The members of the fifth family, Trygonidae or sting-rays, are distinguished from the rays proper by having the vertical fins replaced by a strong spine attached to the upper side of the tail. Some fifty species are known, which inhabit tropical more than temperate seas, some species being found in great tropical rivers over 1000 m. from the sea. The spine is barbed on the sides and is a most effective weapon of defence; by lashing the tail in every direction the sting-rays can inflict dangerous or at least extremely painful wounds. The danger arises from the lacerated nature of the wound rather than from any specially poisonous property of the mucus inoculated. Generally only one or two spines are developed. Sting-rays attain to about the same size as the skates and are eaten on the coasts of the -Mediterranean and elsewhere. One species (Trygon pastinaca) is not rarely found in the North Atlantic and extends northwards to the coasts of Ireland, England and Norway. The rays of the sixth and last family, Myliobatidae, are popularly known under various names, such as “devil-fishes,” “sea-devils” and “eagle-rays.” In them the dilatation of the body, or rather the development of the pectoral fins, is carried to an extreme, whilst the tail is very thin and sometimes long like a whip-cord (fig. 3). Caudal spines are generally present and similar to those of the sting-rays. In the enormous “sea-devils,” sometimes classed as a separate family (Mobulidae), the anterior part of the pectoral fin is detached and forms a “cephalic” lobe or pair of lobes in front of the snout. The dentition consists of perfectly flat molars, adapted for crushing hard substances. In some of the eagle-rays the molars are large and tessellated (fig. 4), in others extremely small.
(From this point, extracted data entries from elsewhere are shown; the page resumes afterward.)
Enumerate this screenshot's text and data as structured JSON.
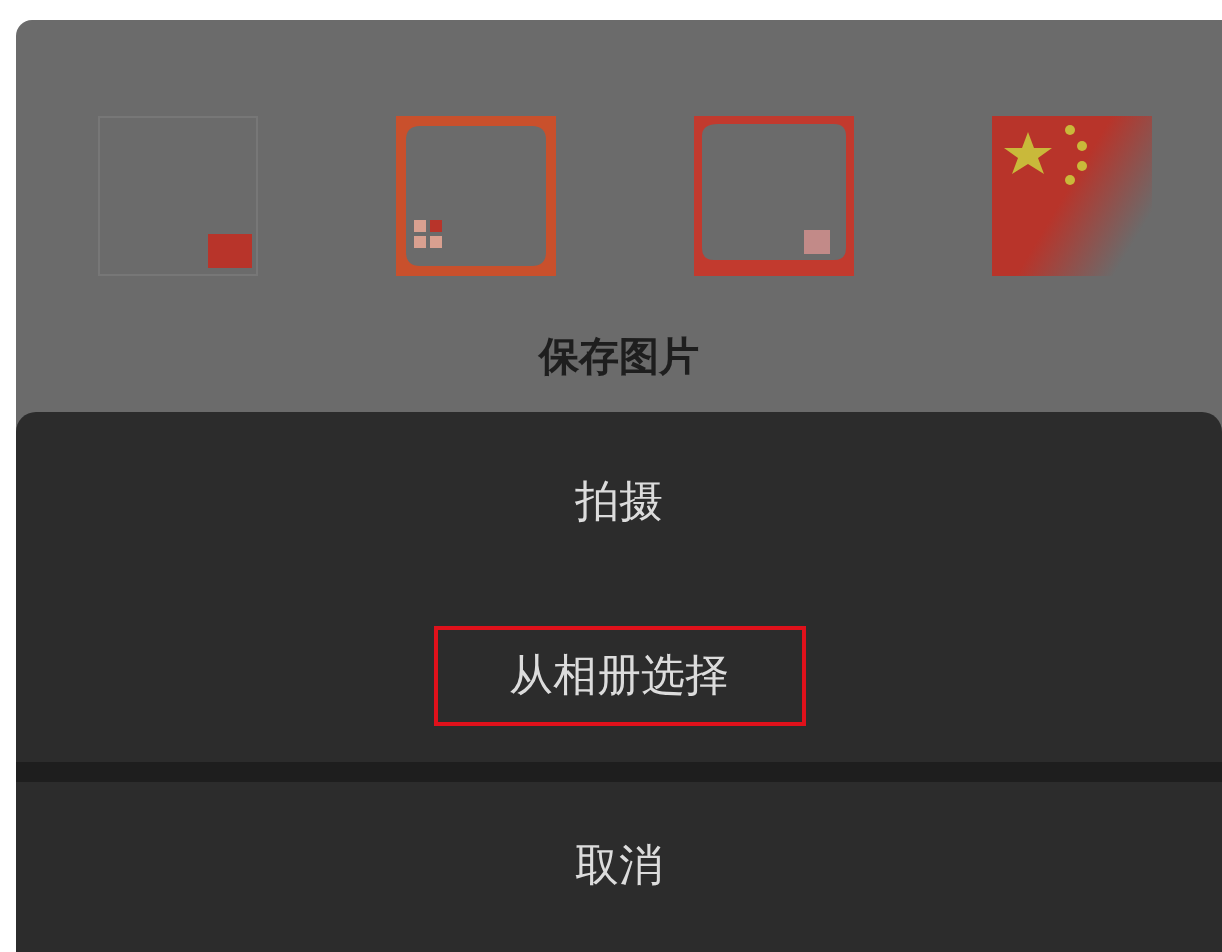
{
  "frames": [
    {
      "kind": "corner-flag"
    },
    {
      "kind": "orange-frame"
    },
    {
      "kind": "red-frame"
    },
    {
      "kind": "flag"
    }
  ],
  "title": "保存图片",
  "sheet": {
    "items": [
      {
        "label": "拍摄",
        "highlighted": false
      },
      {
        "label": "从相册选择",
        "highlighted": true
      }
    ],
    "cancel": "取消"
  }
}
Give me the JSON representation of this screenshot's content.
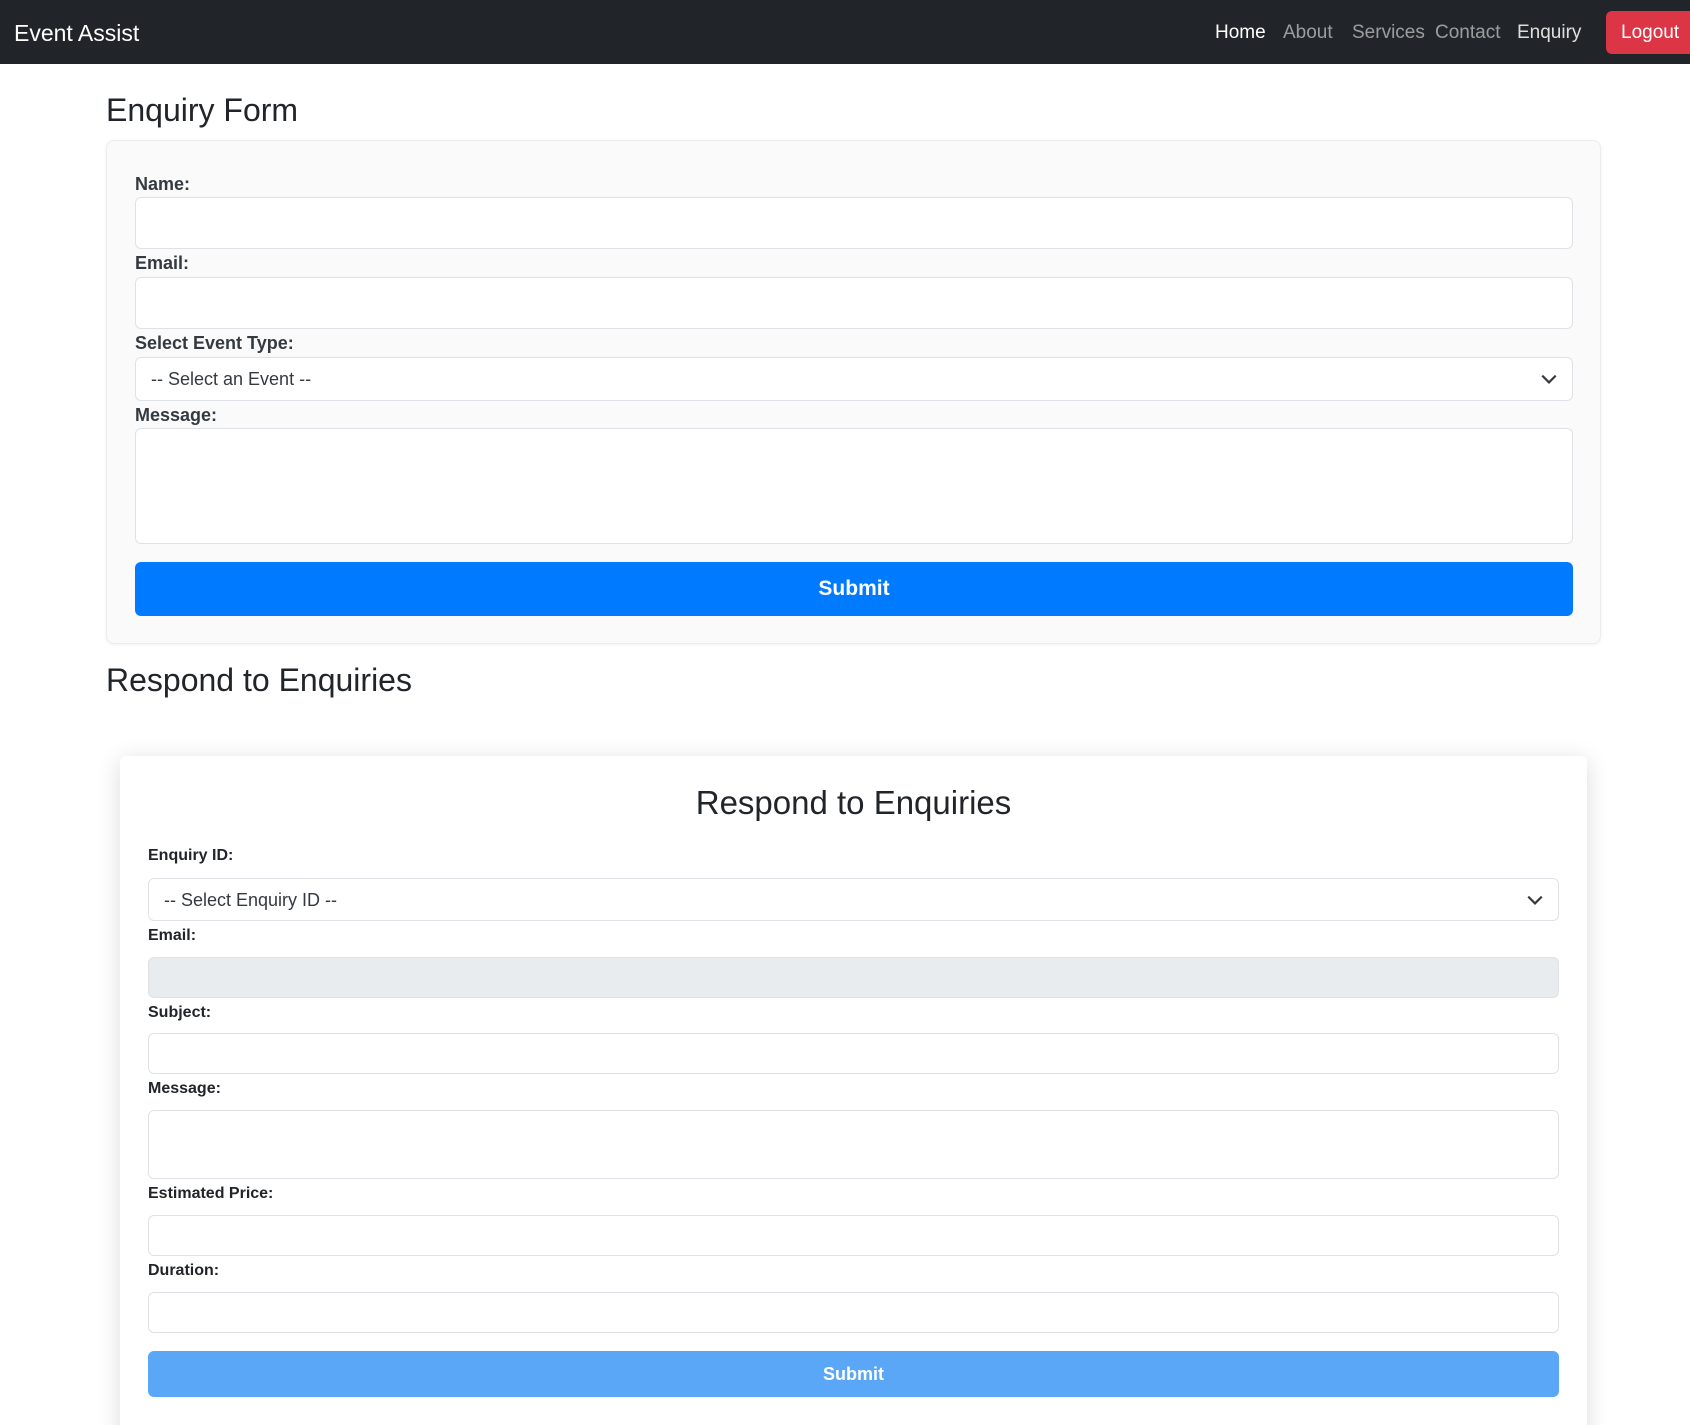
{
  "navbar": {
    "brand": "Event Assist",
    "items": [
      {
        "label": "Home"
      },
      {
        "label": "About"
      },
      {
        "label": "Services"
      },
      {
        "label": "Contact"
      },
      {
        "label": "Enquiry"
      }
    ],
    "logout_label": "Logout",
    "colors": {
      "background": "#212529",
      "logout": "#dc3545"
    }
  },
  "enquiry_form": {
    "heading": "Enquiry Form",
    "name_label": "Name:",
    "name_value": "",
    "email_label": "Email:",
    "email_value": "",
    "event_type_label": "Select Event Type:",
    "event_type_selected": "-- Select an Event --",
    "message_label": "Message:",
    "message_value": "",
    "submit_label": "Submit",
    "submit_color": "#007bff"
  },
  "respond": {
    "section_heading": "Respond to Enquiries",
    "card_title": "Respond to Enquiries",
    "enquiry_id_label": "Enquiry ID:",
    "enquiry_id_selected": "-- Select Enquiry ID --",
    "email_label": "Email:",
    "email_value": "",
    "subject_label": "Subject:",
    "subject_value": "",
    "message_label": "Message:",
    "message_value": "",
    "price_label": "Estimated Price:",
    "price_value": "",
    "duration_label": "Duration:",
    "duration_value": "",
    "submit_label": "Submit",
    "submit_color": "#5aa6f7"
  }
}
Of the twenty-seven species which are known, from tropical and temperate seas, the majority attain a very large and some an enormous size: one mentioned by Risso, which was taken at Messina, weighed 1250 lb. A foetus taken from the uterus of the mother (all eagle-rays are viviparous), captured at Jamaica and preserved in the British Museum, is 5 ft. broad and weighed 20 lb. The mother measured 15 ft. in width and as many in length, and was between 3 and 4 ft. thick. At Jamaica, where these rays are well known under the name of “devil-fishes,” they are frequently attacked for sport's sake, but their capture is uncertain and sometimes attended with danger. The eagle-ray of the Mediterranean and Atlantic (Myliobalis aquila) is occasionally found off the British coasts. (A. C. G.; J. G. K.)